You Matter

“You Matter” were the two words that resonated from the mouth of Iyanla Vanzant on her spotlight moment on Oprah’s SuperSoul.TV show.  Her message at times was silently told through the painful childhood scars that were left on her that now are boldly declared that were never hers but her grandmothers.  Her first message told was defined by lines that were drawn on a farmland that her grandmother was never supposed to cross.

 Unfortunately, at nine, her grandmother crossed them and was raped by the sharecropper’s son.  Her father then beat her and was more worried about him losing his job than her rape.  What was the message that was communicated to her grandmother that day that was passed down to her?

It was that she didn’t matter.    

My message is the same as Iyanla’s, “you matter,” Don’t take on other people’s scars and wounds.  I too, had to learn this lesson.  I had to face the same questions; I’m asking you.  What were the lines that were drawn in the sands for you from your generations?  What were you raped of and what has life beaten you for that you have carried and passed down to your generations?

“You Matter” is what you need to remember.  For you to heal, you must be able to identify the source of those pains so that they can be dealt with so healing can come.  My mother had four children and by the time I was nine years old, I believed that my mother didn’t love me because she never wanted four children.  I was that fourth child.

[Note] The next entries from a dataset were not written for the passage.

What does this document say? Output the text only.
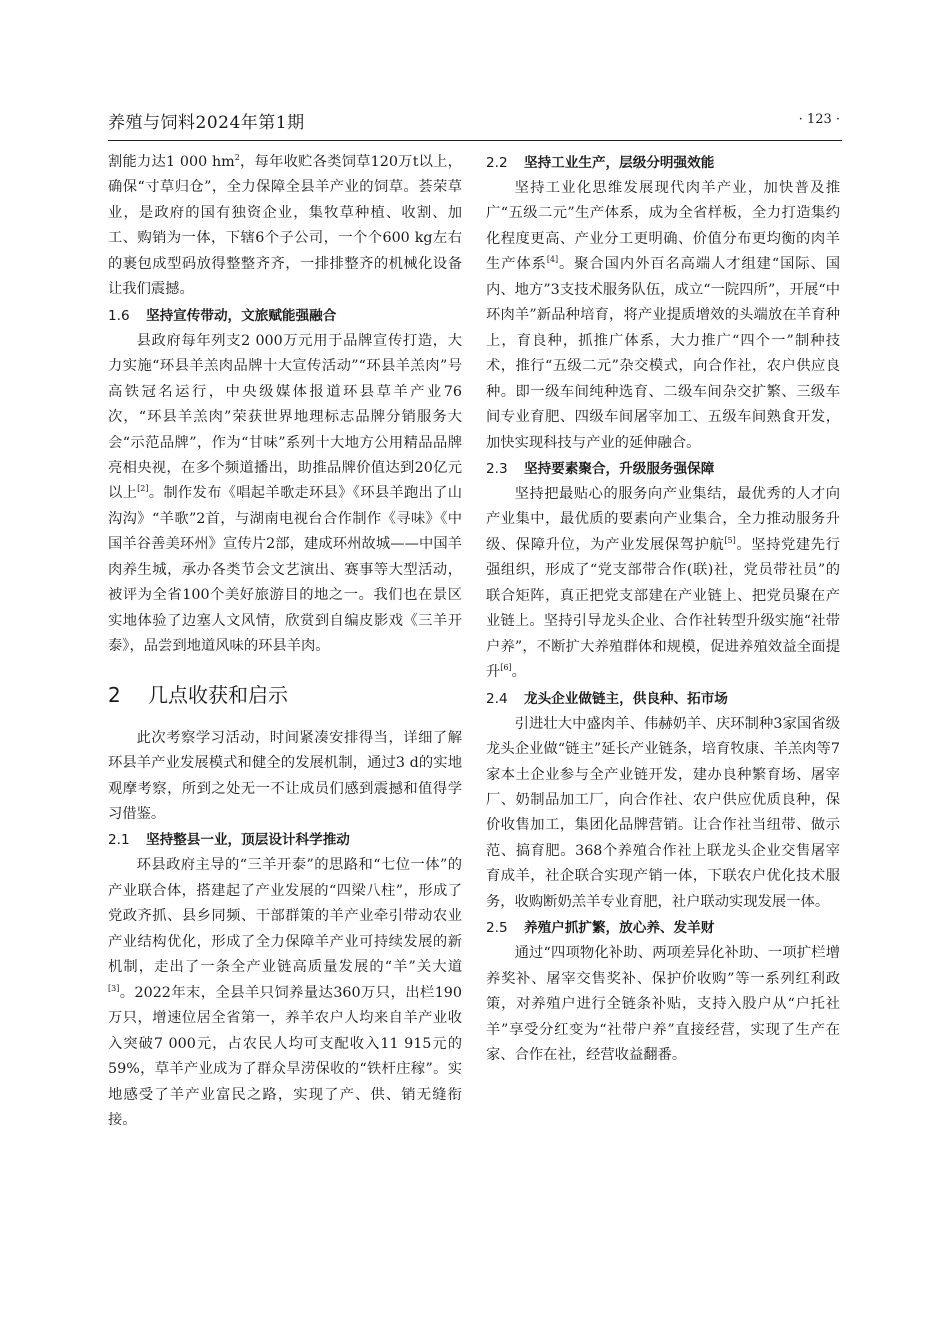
养殖与饲料2024年第1期	· 123 ·

割能力达1 000 $hm^2$，每年收贮各类饲草120万t以上，确保“寸草归仓”，全力保障全县羊产业的饲草。荟荣草业，是政府的国有独资企业，集牧草种植、收割、加工、购销为一体，下辖6个子公司，一个个600 kg左右的裹包成型码放得整整齐齐，一排排整齐的机械化设备让我们震撼。

1.6 坚持宣传带动，文旅赋能强融合

县政府每年列支2 000万元用于品牌宣传打造，大力实施“环县羊羔肉品牌十大宣传活动”“环县羊羔肉”号高铁冠名运行，中央级媒体报道环县草羊产业76次，“环县羊羔肉”荣获世界地理标志品牌分销服务大会“示范品牌”，作为“甘味”系列十大地方公用精品品牌亮相央视，在多个频道播出，助推品牌价值达到20亿元以上[2]。制作发布《唱起羊歌走环县》《环县羊跑出了山沟沟》“羊歌”2首，与湖南电视台合作制作《寻味》《中国羊谷善美环州》宣传片2部，建成环州故城——中国羊肉养生城，承办各类节会文艺演出、赛事等大型活动，被评为全省100个美好旅游目的地之一。我们也在景区实地体验了边塞人文风情，欣赏到自编皮影戏《三羊开泰》，品尝到地道风味的环县羊肉。

2 几点收获和启示

此次考察学习活动，时间紧凑安排得当，详细了解环县羊产业发展模式和健全的发展机制，通过3 d的实地观摩考察，所到之处无一不让成员们感到震撼和值得学习借鉴。

2.1 坚持整县一业，顶层设计科学推动

环县政府主导的“三羊开泰”的思路和“七位一体”的产业联合体，搭建起了产业发展的“四梁八柱”，形成了党政齐抓、县乡同频、干部群策的羊产业牵引带动农业产业结构优化，形成了全力保障羊产业可持续发展的新机制，走出了一条全产业链高质量发展的“羊”关大道[3]。2022年末，全县羊只饲养量达360万只，出栏190万只，增速位居全省第一，养羊农户人均来自羊产业收入突破7 000元，占农民人均可支配收入11 915元的59%，草羊产业成为了群众旱涝保收的“铁杆庄稼”。实地感受了羊产业富民之路，实现了产、供、销无缝衔接。

2.2 坚持工业生产，层级分明强效能

坚持工业化思维发展现代肉羊产业，加快普及推广“五级二元”生产体系，成为全省样板，全力打造集约化程度更高、产业分工更明确、价值分布更均衡的肉羊生产体系[4]。聚合国内外百名高端人才组建“国际、国内、地方”3支技术服务队伍，成立“一院四所”，开展“中环肉羊”新品种培育，将产业提质增效的头端放在羊育种上，育良种，抓推广体系，大力推广“四个一”制种技术，推行“五级二元”杂交模式，向合作社，农户供应良种。即一级车间纯种选育、二级车间杂交扩繁、三级车间专业育肥、四级车间屠宰加工、五级车间熟食开发，加快实现科技与产业的延伸融合。

2.3 坚持要素聚合，升级服务强保障

坚持把最贴心的服务向产业集结，最优秀的人才向产业集中，最优质的要素向产业集合，全力推动服务升级、保障升位，为产业发展保驾护航[5]。坚持党建先行强组织，形成了“党支部带合作(联)社，党员带社员”的联合矩阵，真正把党支部建在产业链上、把党员聚在产业链上。坚持引导龙头企业、合作社转型升级实施“社带户养”，不断扩大养殖群体和规模，促进养殖效益全面提升[6]。

2.4 龙头企业做链主，供良种、拓市场

引进壮大中盛肉羊、伟赫奶羊、庆环制种3家国省级龙头企业做“链主”延长产业链条，培育牧康、羊羔肉等7家本土企业参与全产业链开发，建办良种繁育场、屠宰厂、奶制品加工厂，向合作社、农户供应优质良种，保价收售加工，集团化品牌营销。让合作社当纽带、做示范、搞育肥。368个养殖合作社上联龙头企业交售屠宰育成羊，社企联合实现产销一体，下联农户优化技术服务，收购断奶羔羊专业育肥，社户联动实现发展一体。

2.5 养殖户抓扩繁，放心养、发羊财

通过“四项物化补助、两项差异化补助、一项扩栏增养奖补、屠宰交售奖补、保护价收购”等一系列红利政策，对养殖户进行全链条补贴，支持入股户从“户托社羊”享受分红变为“社带户养”直接经营，实现了生产在家、合作在社，经营收益翻番。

But that wound was even deeper because I began to believe that if my mother that had four children couldn’t love me, how could God because He had so many children in the world. This was the question of my heart as a child.

 I didn’t feel like I mattered to my mother and that was the root of rejection that would define the lines in the sand of my life.  The enemy never thought I would get pass those lines. Make up in your mind that you will allow God to help you cross those lines in the sands of life and help someone else over to the other side by reminding them they matter, “you matter.”